As the NY Times states today:


Mr. Svanberg, looking somber as he left the White House, confirmed to waiting reporters that the president seemed “frustrated because he cares about the small people.” But he added: “People say that large oil companies don’t care about the small people. But we care. We care about the small people.”

The “small people” comment set off an immediate uproar in the blogosphere and elsewhere from people who said it showed BP’s indifference to those harmed by the spill. A BP spokesman called the remark a “slip in translation” by Mr. Svanberg, who is Swedish. Later Wednesday Mr. Svanberg apologized, saying he was “very sorry” he had spoken “clumsily.”

The poor fellow, he probably only speaks three or four languages and he tried to make a sympathetic comment and then the Americans dropped the hammer on him.

Having spent parts of two decades in other countries and having a modicum of facility in six languages I can appreciate how this can happen. I have done it in French many times, and in Italian my Sicilian dialect from Staten Island has gotten me in trouble many times in Florence, even though I was trying. In Greece, my Greek is better than my Italian but I have had from time to time use both with a taxi driver from the airport. Then in Russia I often wonder what I have told my driver, I have some reasonable facility but when you wander into local colloquialisms you often get in trouble.

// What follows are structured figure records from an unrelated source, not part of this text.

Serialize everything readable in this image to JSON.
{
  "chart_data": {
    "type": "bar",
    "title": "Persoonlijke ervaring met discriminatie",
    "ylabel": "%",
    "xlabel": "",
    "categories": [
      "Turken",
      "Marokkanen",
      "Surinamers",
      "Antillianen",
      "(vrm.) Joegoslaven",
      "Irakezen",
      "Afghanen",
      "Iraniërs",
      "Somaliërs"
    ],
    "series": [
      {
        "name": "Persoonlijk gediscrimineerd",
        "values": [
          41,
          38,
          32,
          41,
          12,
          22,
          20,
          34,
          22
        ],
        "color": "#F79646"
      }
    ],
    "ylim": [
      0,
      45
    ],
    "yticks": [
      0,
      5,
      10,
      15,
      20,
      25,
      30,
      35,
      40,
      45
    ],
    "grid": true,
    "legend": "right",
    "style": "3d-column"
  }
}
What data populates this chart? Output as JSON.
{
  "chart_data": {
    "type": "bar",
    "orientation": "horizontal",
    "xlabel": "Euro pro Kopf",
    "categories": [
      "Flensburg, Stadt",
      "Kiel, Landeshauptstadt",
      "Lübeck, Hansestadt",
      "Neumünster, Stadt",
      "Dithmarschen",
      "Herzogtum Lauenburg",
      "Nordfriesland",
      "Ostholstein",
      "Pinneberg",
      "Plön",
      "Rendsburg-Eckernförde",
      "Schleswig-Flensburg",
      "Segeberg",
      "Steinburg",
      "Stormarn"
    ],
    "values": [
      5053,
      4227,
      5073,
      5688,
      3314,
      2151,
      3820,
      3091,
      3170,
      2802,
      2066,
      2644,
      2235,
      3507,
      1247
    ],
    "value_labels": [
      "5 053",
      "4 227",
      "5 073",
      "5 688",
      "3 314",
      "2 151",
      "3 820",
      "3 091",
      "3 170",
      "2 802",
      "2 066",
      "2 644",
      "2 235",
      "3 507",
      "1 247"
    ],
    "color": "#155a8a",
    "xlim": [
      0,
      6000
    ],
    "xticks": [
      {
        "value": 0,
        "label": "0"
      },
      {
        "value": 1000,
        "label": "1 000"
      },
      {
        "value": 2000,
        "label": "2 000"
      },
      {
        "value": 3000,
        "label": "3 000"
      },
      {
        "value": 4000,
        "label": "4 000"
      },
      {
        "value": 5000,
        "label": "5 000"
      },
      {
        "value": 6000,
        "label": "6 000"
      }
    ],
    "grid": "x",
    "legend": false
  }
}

Having done this and having some capability I can appreciate the problem. My Spanish is New York and when in Spain they think I sound like some creature from Mars. My French I have been told is Mauritanian, and that I would not touch with commentary. Yet I try out of respect for the people in the country in which I operated. Americans in Europe, and Asia, are often morbidly obese, wearing a t-shirt with some statement of abuse on both front and back, having some sneaker type foot wear, carrying about their girth a fanny pack, and wearing the universal baseball cap with the home team. And that is not an affront to the locals?